4.8 the Central Index Search may not completely and accurately reveal whether or not petitions for winding-up orders or administration orders have been lodged, since (i) whilst in relation to winding-up petitions it should show all such petitions issued in England and Wales, it is limited to petitions for administration issued in London only, (ii) there may be delays in entering details of petitions on the index, (iii) County Courts may not notify the Central Index immediately (if at all) of petitions which they have issued, (iv) enquiries of the Central Index, in any event, only show petitions presented since June 1994 and (v) errors and mis-filing may occur;

 

4.9 the list of members maintained by the Company’s registrars does not disclose details of the payment up of any Shares, such details being recorded by or on behalf of the Company in a separate register of allotments which contains certain of the information required under the 2006 Act, and we assume that the same procedure will be adopted in relation to the Shares;

 

4.10 we have not reviewed the terms of the Plan or any award agreement entered into pursuant to the Plan and we express no opinion in relation to the legality, enforceability or validity of the Plan or any award agreement. In particular, but without prejudice to the generality of the foregoing, we have assumed that Shares to be allotted under the Plan or any award agreement will be paid up in full (as to their nominal value and any premium) in cash (within the meaning of section 583(1) of the 2006 Act), and we express no opinion as to whether any consideration other than ‘cash consideration’ (as such term is defined in section 583(3) of the 2006 Act) which might be paid, or purport to be paid, for the Shares would result in the Shares being validly issued, fully paid and non-assessable;

 

4.11 if any award of Shares does not constitute the award of a cash bonus so as to create a liability for a liquidated sum, any Shares purported to be allotted and issued pursuant to any such award will not have been validly allotted and issued for cash in accordance with the requirements of the 2006 Act and may not therefore be fully paid and non-assessable;

 

 

 

 

4.12 we express no opinion on the compliance of the Plan, or the compliance of any award made under the Plan, with the rules or regulations of the NASDAQ Stock Market LLC or of any other securities exchange that are applicable to the Company;

 

4.13 a member of a company incorporated under the laws of England and Wales may apply to the English courts under Part 30 of the 2006 Act on the grounds that the affairs of the company are being or have been conducted in a manner unfairly prejudicial to members’ interests, and in such circumstances, the court may (inter alia) require the company to refrain from doing or continuing an act complained of by the petitioner and such an order may extend to the allotment or issue of Shares or the grant of rights to acquire Shares; and

 

4.14 This Opinion speaks only as at the date hereof.
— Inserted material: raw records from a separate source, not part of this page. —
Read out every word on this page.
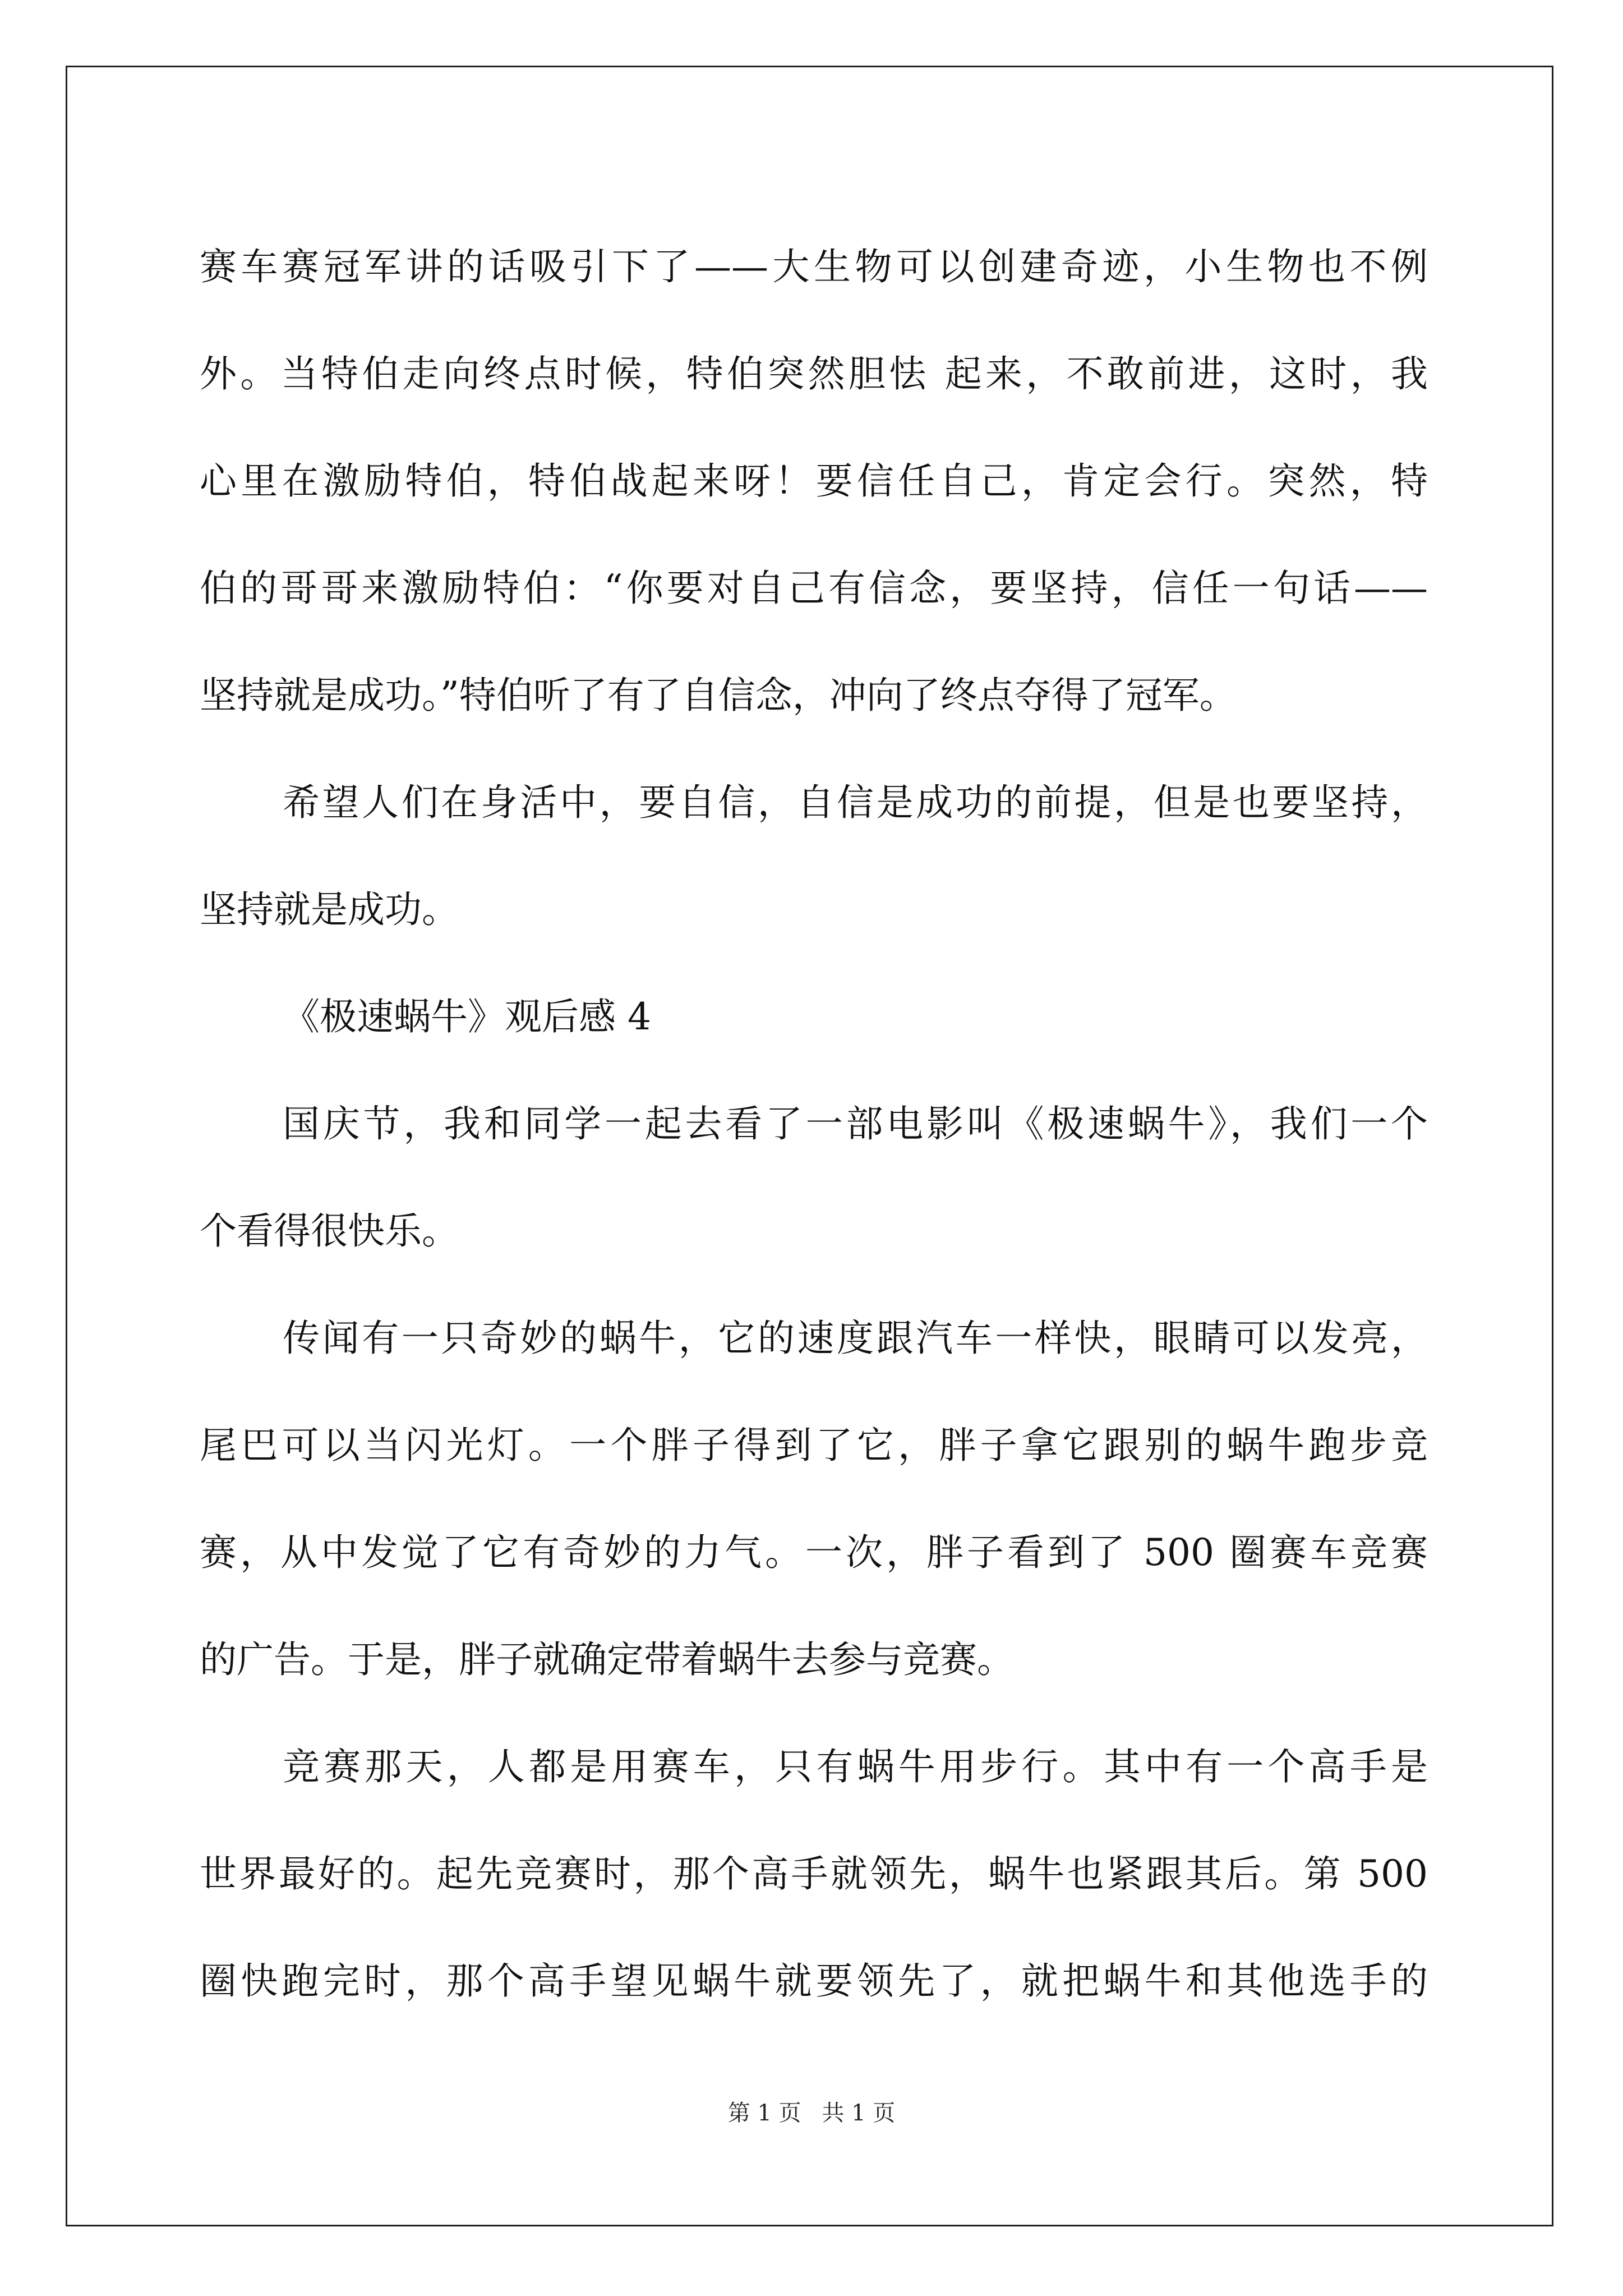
赛车赛冠军讲的话吸引下了——大生物可以创建奇迹，小生物也不例
外。当特伯走向终点时候，特伯突然胆怯 起来，不敢前进，这时，我
心里在激励特伯，特伯战起来呀！要信任自己，肯定会行。突然，特
伯的哥哥来激励特伯：“你要对自己有信念，要坚持，信任一句话——
坚持就是成功。”特伯听了有了自信念，冲向了终点夺得了冠军。
希望人们在身活中，要自信，自信是成功的前提，但是也要坚持，
坚持就是成功。
《极速蜗牛》观后感 4
国庆节，我和同学一起去看了一部电影叫《极速蜗牛》，我们一个
个看得很快乐。
传闻有一只奇妙的蜗牛，它的速度跟汽车一样快，眼睛可以发亮，
尾巴可以当闪光灯。一个胖子得到了它，胖子拿它跟别的蜗牛跑步竞
赛，从中发觉了它有奇妙的力气。一次，胖子看到了 500 圈赛车竞赛
的广告。于是，胖子就确定带着蜗牛去参与竞赛。
竞赛那天，人都是用赛车，只有蜗牛用步行。其中有一个高手是
世界最好的。起先竞赛时，那个高手就领先，蜗牛也紧跟其后。第 500
圈快跑完时，那个高手望见蜗牛就要领先了，就把蜗牛和其他选手的
第 1 页 共 1 页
Notwithstanding any reference herein to future matters or circumstances, we have no obligation to advise the addressee (or any third party) of any changes in the law or facts that may occur or become known to us after the date of this Opinion.

 

This Opinion is given on condition that it is governed by and shall be construed in accordance with English law as in force and as interpreted at the date of this Opinion and that the English courts shall have exclusive jurisdiction to settle any dispute or claim that arises out of or in connection with this Opinion.

 

This Opinion is given solely in connection with the filing of the Registration Statement by or on behalf of the Company. We hereby consent to the filing of this Opinion in its full form as an exhibit to the Registration Statement.